Grand voyageur devant l'Éternel, Yeshe a craqué pour le Québec et son public qu'il retrouvera à l'Astral le 10 février. Rencontre avec un musicien du monde qui ne jure que par le groove.

Le GPS ne fait pas foi de tout. Le percussionniste Yeshe Reiners peut en témoigner, lui qui a failli se retrouver à Toronto plutôt qu'au centre-ville de Montréal après avoir atterri à Trudeau mercredi soir.

Cet Australien d'adoption aurait dû se fier à son pif. Les voyages, il connaît ça, le monsieur. Né en Allemagne, il a multiplié les séjours en Afrique dès l'âge de 16 ans. Encouragé par son prof ghanéen et grand ambassadeur de la musique africaine en Allemagne, le percussionniste Mustapha Tettey Addy, Yeshe a visité le Sénégal, la Côte d'Ivoire, le Togo et le Ghana où il a fait partie de l'ensemble de percussionnistes de son mentor.

«Enfant, j'écoutais la musique que faisait jouer mon frère: la soul, James Brown, Otis Redding, mais aussi le reggae et Bob Marley, raconte Yeshe, rencontré dans un hôtel du centre-ville. La musique pour moi, c'est bien sûr la mélodie, mais l'élément le plus important est le groove.» Sa passion du groove l'a également mené à Cuba et au Japon où il a passé cinq ans, notamment dans l'île de Sado avec les percussionnistes de la communauté Kodo.

Yeshe a découvert le Québec en 2006 au moment où il jouait dans le groupe de Harry Manx, un autre troubadour des temps modernes qui a la bougeotte. Ces deux-là avaient fait connaissance en Suisse en 1980 lorsqu'ils étaient musiciens de rue. «Nous avons un lien très fort depuis le début. J'ai joué en trio avec Harry et son frère, nous avons voyagé en Europe et en Israël. Je l'ai même revu au Japon où il arrivait au moment où je partais. Nous avons toujours gardé le contact, même avant l'internet.»

Manx a aidé Yeshe à réaliser son premier album, World Citizen, et il joue sur son petit dernier, le très bon Roots&Wings, paru chez nous à l'été 2011. Quand nous l'avons quitté jeudi midi, Yeshe s'en allait retrouver son ami Harry à Belleville, en Ontario.

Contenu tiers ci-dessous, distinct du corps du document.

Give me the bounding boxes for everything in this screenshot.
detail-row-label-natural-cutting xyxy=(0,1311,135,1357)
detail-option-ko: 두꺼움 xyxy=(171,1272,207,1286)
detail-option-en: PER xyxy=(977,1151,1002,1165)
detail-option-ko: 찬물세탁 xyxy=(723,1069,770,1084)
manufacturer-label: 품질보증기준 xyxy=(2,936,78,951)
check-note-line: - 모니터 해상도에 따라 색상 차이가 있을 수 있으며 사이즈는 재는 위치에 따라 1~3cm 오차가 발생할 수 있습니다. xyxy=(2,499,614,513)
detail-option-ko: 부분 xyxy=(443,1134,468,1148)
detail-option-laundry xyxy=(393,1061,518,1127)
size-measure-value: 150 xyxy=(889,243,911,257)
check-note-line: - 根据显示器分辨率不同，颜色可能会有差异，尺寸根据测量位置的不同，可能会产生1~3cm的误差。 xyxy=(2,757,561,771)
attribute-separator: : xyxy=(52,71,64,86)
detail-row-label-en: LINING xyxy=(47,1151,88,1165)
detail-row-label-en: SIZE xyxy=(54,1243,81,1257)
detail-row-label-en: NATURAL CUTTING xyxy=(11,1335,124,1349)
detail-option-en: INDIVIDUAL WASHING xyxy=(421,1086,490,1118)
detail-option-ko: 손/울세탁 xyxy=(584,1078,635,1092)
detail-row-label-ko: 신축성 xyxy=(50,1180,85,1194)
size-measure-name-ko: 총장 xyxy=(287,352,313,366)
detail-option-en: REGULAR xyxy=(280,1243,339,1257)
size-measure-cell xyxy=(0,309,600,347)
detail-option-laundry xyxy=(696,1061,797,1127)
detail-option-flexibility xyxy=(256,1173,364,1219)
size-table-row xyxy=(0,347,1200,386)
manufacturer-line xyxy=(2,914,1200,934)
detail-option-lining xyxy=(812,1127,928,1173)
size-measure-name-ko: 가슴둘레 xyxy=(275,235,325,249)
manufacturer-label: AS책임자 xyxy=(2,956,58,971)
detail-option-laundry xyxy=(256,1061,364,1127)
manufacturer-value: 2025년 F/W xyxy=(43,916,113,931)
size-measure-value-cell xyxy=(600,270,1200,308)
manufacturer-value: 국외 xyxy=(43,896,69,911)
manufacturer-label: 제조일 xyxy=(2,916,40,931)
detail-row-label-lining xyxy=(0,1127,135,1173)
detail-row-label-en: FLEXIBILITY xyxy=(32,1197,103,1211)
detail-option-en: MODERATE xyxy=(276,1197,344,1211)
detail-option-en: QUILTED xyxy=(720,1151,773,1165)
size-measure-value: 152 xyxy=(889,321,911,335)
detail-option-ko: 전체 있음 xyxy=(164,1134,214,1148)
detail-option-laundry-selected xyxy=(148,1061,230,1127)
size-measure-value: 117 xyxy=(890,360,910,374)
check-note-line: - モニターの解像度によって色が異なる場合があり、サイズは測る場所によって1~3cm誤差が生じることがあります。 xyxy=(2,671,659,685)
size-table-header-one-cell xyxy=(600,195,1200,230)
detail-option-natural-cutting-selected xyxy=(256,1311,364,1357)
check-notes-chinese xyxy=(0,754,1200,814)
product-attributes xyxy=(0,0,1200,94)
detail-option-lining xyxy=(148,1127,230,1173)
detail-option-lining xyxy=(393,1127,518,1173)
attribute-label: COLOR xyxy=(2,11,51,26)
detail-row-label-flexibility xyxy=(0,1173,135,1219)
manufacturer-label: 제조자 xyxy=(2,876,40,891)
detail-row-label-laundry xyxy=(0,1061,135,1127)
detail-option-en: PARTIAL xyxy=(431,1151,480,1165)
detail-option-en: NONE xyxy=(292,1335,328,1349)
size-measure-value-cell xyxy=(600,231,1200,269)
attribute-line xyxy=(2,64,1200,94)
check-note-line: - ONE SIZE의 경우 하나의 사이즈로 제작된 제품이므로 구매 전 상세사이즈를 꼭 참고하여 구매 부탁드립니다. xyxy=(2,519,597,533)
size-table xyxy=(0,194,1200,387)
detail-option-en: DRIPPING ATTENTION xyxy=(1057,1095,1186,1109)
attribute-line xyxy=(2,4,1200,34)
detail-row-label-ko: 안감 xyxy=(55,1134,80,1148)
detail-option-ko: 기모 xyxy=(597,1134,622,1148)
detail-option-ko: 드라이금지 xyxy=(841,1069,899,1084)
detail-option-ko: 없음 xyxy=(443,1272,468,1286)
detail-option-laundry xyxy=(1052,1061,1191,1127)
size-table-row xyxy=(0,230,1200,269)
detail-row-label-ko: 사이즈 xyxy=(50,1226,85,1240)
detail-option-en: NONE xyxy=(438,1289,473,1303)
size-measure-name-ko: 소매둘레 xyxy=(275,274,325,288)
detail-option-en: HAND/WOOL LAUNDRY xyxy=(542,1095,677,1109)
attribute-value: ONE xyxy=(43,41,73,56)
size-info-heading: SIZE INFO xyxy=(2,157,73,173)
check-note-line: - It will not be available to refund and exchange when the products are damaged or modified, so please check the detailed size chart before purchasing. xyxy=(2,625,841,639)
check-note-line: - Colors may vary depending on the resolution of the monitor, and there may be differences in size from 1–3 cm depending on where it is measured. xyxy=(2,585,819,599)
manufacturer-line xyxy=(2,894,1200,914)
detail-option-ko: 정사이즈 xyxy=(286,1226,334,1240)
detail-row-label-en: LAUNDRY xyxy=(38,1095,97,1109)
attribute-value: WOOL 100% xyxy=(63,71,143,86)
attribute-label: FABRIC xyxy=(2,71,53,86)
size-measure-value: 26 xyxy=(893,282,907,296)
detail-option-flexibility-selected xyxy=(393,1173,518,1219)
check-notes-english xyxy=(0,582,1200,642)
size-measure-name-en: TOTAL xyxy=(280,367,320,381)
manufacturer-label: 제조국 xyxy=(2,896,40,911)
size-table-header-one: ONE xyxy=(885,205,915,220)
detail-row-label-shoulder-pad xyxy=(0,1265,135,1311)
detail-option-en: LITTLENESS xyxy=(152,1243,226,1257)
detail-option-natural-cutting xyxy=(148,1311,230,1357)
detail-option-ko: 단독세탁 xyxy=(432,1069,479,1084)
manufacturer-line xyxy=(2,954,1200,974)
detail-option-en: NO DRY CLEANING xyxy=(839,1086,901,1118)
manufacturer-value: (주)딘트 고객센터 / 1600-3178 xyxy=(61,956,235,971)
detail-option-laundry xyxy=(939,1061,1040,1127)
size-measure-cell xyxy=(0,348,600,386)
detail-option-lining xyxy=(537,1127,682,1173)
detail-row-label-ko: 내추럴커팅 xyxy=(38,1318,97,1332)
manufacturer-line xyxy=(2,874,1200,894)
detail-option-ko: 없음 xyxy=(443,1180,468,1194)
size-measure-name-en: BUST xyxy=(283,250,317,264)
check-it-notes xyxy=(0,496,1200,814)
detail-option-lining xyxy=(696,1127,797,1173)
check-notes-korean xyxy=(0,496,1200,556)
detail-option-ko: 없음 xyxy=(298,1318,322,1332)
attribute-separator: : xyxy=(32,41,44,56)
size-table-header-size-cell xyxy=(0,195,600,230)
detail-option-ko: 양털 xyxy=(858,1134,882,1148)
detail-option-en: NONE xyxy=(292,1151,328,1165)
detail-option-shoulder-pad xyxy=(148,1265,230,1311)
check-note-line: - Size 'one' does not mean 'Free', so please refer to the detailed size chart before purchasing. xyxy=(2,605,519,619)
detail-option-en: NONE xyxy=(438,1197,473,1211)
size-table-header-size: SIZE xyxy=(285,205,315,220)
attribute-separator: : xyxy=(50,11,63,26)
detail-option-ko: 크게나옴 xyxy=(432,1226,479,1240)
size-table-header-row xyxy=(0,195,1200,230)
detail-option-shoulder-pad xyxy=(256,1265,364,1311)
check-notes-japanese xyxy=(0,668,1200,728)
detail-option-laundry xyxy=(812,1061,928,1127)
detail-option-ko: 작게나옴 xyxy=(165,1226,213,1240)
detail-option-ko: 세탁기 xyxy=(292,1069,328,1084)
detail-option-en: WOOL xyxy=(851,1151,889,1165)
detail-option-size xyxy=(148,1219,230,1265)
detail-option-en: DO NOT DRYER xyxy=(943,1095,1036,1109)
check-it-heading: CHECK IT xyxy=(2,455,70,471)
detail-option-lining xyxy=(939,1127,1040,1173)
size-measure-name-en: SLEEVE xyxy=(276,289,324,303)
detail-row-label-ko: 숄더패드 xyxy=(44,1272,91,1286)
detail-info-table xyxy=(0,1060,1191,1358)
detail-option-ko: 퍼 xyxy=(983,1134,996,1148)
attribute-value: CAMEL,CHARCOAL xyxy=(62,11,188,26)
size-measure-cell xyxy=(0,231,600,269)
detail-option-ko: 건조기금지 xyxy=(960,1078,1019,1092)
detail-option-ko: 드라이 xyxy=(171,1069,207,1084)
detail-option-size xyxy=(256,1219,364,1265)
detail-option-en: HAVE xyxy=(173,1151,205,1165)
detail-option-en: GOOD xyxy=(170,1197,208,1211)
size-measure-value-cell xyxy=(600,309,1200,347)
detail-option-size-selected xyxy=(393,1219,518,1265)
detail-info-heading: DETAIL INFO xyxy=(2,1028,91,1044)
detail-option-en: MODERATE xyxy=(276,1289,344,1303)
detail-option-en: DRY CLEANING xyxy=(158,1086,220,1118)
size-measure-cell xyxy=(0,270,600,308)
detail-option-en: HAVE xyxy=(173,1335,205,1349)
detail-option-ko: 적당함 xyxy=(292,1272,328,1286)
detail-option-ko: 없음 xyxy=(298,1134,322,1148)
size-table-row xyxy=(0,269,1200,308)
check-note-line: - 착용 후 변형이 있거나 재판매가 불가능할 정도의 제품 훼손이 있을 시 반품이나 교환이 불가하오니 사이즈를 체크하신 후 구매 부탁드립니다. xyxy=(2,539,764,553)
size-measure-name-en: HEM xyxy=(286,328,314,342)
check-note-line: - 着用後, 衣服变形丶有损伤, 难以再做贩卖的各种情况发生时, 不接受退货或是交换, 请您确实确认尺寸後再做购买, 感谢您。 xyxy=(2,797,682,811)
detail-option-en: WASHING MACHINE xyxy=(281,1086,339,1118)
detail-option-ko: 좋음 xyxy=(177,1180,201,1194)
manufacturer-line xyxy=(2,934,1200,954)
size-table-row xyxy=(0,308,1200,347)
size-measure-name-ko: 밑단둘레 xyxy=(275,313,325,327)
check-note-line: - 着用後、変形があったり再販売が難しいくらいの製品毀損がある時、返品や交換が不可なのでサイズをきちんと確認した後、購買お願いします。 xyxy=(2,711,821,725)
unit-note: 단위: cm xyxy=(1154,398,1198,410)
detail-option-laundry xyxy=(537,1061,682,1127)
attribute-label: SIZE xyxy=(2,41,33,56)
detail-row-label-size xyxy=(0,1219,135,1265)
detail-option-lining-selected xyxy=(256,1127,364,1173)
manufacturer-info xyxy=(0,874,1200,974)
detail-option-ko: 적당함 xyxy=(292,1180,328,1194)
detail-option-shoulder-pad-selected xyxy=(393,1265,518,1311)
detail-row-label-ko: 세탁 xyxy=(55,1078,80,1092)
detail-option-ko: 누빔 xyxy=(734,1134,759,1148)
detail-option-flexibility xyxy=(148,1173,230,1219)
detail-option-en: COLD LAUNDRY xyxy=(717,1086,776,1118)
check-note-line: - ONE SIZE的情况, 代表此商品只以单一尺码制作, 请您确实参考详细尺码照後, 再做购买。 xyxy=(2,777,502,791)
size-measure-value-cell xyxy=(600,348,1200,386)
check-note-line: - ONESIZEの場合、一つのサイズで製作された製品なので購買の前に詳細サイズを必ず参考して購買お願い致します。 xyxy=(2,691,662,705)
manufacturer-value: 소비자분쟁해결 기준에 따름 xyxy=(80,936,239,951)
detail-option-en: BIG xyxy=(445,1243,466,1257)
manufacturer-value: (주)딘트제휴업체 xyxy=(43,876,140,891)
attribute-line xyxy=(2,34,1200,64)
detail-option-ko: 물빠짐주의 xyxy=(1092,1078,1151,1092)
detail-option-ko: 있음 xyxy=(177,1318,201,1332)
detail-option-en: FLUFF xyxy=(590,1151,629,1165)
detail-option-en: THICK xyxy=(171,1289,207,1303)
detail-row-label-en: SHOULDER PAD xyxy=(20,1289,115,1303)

Les deux hommes donneront des concerts ensemble en Australie en mai et juin et ils caressent l'idée d'un spectacle avec un joueur de tablas indien qui ferait la tournée des festivals au Canada.

Jean Batailleur, version world

Comme Manx, Yeshe a le don de dénicher des compagnons de route au moment où il s'y attend le moins. Comme le violoniste australien Cye Wood, dont il a fait la connaissance aux abords de la scène dans un festival en Australie et qui ne le quitte plus depuis. À l'Astral vendredi, Yeshe et Wood seront accompagnés d'une section rythmique toute québécoise: le bassiste Frédéric Boudreault et le batteur Alexis Martin.

Ils vont sûrement jouer La ballade de Jean Batailleur de Zachary Richard. Yeshe a eu le coup de foudre pour cette chanson dès la première fois qu'il l'a entendue à la radio montréalaise en 2006. Le hasard a voulu qu'il la retrouve sur une compil faite par son professeur de français australien. «Au début, je comprenais juste quelques mots, mais j'étais pris par le feeling, l'émotion et la musique de cette chanson.»

Sur Roots&Wings, Yeshe en a fait une version originale où il s'accompagne à la mbira, un piano à pouces africain dont il est devenu un spécialiste. On y entend également la mohan veena - une guitare indienne - de son ami Manx et un instrument vietnamien. «Je n'ai jamais rencontré Zachary Richard, mais on s'est échangé des courriels, précise Yeshe. Il y a quelques mois, il m'a écrit que c'était son interprétation préférée de Jean Batailleur. C'est énorme pour moi!»

En plus de chanter ses propres compositions en anglais et des chansons africaines, Yeshe ose également s'attaquer à des standards comme No Woman, No Cry de Bob Marley et Summertime de Gershwin qu'il redessine à sa façon. «Quand je reprends une chanson, je ne la fais jamais comme l'originale, je trouve un angle différent, explique-t-il. J'ai découvert Summertime quand j'étais petit garçon et elle n'a plus la même signification pour moi maintenant que j'ai des enfants.»

Yeshe, à l'Astral, le 10 février à 20h.